In tutto questo l’ONU di Nicholas Kay risulta assente. Non ha preso alcun provvedimento sull’arresto dei giornalisti, degli attivisti, dei parlamentari, né sullo stupro delle donne e dei minori. Non dà notizie sugli sviluppi della road map che dovrebbe portare fra due anni alle elezioni universali.
Mentre il Monitory Group dell’ONU ha accusato ripetutamente Mohamud di malversazione e appropriazione dei soldi pubblici nonché di aver comprato il ruolo di Presidente della Repubblica Federale con i soldi del Qatar – accusa che da sola basterebbe ad annullare la sua elezione – l’ONU di Mogadiscio non interviene. Anzi, sembra assistere indifferente mentre l’esercito somalo viene addestrato dai consiglieri internazionali, ma è formato soprattutto da uomini dello stesso subclan di Mohamud, anticamera di una nuova tirannia e promessa di un’altra guerra civile.

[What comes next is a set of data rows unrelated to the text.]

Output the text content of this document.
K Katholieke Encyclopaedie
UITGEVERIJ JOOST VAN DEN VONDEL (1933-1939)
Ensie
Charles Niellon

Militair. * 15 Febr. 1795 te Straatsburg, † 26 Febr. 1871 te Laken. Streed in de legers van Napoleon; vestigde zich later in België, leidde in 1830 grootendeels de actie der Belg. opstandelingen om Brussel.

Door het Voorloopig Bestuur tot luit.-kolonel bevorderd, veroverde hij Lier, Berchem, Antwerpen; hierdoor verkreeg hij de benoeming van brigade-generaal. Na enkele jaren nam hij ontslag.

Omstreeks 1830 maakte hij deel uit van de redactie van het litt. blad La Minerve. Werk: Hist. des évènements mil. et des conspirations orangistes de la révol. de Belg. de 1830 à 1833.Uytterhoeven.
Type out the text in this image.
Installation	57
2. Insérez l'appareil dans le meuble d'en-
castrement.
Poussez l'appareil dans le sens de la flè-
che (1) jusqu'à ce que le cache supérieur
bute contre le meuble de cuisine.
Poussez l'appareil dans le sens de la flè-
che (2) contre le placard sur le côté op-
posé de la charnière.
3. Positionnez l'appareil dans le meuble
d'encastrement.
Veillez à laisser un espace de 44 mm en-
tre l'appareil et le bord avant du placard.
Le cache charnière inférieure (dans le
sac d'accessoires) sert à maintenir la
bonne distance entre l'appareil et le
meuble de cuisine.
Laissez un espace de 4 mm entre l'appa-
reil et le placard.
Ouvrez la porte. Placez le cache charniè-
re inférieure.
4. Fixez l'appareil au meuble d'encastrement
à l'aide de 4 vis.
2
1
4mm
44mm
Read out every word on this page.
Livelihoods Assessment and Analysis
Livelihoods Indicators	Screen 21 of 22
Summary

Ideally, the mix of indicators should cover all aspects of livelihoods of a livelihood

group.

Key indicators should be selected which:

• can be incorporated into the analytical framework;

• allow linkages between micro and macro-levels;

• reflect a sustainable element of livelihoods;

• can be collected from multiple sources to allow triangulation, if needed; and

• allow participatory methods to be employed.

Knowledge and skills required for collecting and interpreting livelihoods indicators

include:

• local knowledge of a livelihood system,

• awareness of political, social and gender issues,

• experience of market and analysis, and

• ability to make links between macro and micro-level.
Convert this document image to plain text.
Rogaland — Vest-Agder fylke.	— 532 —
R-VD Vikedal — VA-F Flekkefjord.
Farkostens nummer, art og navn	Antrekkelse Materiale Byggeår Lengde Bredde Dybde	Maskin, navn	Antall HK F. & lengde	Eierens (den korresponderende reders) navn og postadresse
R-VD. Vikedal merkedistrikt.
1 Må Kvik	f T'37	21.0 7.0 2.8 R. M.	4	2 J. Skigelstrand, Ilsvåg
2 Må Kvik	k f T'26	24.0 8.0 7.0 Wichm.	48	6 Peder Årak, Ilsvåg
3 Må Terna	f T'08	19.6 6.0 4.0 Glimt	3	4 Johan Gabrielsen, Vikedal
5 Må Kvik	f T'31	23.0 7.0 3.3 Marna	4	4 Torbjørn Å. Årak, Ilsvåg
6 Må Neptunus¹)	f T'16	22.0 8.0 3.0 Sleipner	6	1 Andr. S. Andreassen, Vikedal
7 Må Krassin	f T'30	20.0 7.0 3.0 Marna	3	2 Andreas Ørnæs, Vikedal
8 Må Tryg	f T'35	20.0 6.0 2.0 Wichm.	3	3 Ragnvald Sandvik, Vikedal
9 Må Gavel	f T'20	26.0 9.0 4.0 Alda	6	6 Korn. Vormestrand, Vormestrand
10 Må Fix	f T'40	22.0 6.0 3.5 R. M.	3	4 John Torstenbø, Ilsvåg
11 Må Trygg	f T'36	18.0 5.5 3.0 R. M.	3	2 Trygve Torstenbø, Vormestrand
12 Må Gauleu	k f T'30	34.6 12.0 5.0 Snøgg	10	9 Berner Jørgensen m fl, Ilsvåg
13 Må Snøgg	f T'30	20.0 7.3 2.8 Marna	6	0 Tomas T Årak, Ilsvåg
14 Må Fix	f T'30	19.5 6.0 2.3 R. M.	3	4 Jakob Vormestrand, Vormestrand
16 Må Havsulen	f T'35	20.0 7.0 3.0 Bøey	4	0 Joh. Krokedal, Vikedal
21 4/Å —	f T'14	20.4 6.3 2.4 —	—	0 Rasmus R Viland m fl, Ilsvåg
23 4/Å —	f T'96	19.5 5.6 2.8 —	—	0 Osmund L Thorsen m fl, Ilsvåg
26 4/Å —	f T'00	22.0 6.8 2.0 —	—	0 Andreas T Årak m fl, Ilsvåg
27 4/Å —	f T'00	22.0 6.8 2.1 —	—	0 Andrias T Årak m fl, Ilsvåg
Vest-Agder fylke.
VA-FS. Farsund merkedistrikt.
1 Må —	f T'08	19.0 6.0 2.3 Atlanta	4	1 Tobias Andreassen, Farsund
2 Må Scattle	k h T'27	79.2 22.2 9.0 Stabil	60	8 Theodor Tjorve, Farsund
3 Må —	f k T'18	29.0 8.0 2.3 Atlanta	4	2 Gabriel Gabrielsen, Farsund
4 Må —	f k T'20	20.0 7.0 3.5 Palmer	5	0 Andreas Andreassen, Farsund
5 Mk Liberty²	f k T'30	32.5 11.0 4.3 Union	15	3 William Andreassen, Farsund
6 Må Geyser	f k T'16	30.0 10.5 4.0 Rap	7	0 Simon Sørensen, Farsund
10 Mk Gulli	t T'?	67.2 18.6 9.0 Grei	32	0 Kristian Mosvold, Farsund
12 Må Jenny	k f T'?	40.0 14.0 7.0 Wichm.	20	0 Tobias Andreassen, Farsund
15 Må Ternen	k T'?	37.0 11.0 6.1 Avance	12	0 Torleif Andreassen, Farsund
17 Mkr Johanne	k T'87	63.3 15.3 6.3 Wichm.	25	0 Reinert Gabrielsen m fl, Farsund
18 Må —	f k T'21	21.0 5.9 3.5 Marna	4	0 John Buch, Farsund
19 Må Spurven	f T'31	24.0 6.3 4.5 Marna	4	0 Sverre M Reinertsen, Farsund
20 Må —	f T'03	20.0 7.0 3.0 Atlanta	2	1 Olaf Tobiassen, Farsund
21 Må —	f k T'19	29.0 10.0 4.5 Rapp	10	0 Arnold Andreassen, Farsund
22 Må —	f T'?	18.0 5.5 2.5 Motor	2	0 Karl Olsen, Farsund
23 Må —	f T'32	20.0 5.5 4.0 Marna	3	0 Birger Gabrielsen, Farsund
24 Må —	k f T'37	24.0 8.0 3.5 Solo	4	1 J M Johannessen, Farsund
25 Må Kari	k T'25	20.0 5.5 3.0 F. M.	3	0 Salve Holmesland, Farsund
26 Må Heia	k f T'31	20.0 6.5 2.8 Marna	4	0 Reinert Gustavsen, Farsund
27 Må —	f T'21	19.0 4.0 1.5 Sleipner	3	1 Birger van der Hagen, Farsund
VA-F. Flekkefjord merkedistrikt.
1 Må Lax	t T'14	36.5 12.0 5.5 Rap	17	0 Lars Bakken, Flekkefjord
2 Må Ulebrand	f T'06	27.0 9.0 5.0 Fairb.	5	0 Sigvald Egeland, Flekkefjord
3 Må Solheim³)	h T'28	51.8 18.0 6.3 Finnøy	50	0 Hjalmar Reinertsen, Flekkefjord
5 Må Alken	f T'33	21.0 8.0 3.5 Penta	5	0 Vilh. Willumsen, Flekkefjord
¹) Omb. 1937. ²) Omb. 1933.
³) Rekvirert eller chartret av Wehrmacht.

La Somalia non può che rinascere sul rispetto dei diritti fondamentali di tutte le persone.
Chi ha sbagliato deve pagare e tanto per cominciare Mohamud e suoi consiglieri Farah Abdulqadir e Abdikarim Hussein Guled devono rilasciare e risarcire gli esponenti di Radio Shabelle e Sky FM Radio ed i loro 62 dipendenti che da due mesi sono senza lavoro e senza stipendio.
Le libertà di stampa e di espressione devono essere immediatamente ripristinate e devono cessare le minacce e le intimidazioni sui giornalisti, gli attivisti ed i parlamentari.
L’ONU e la comunità internazionale non possono accettare, da Paesi donatori e garanti della road map, che sotto i loro stessi occhi si instauri una nuova dittatura di Damul Jadid in Somalia.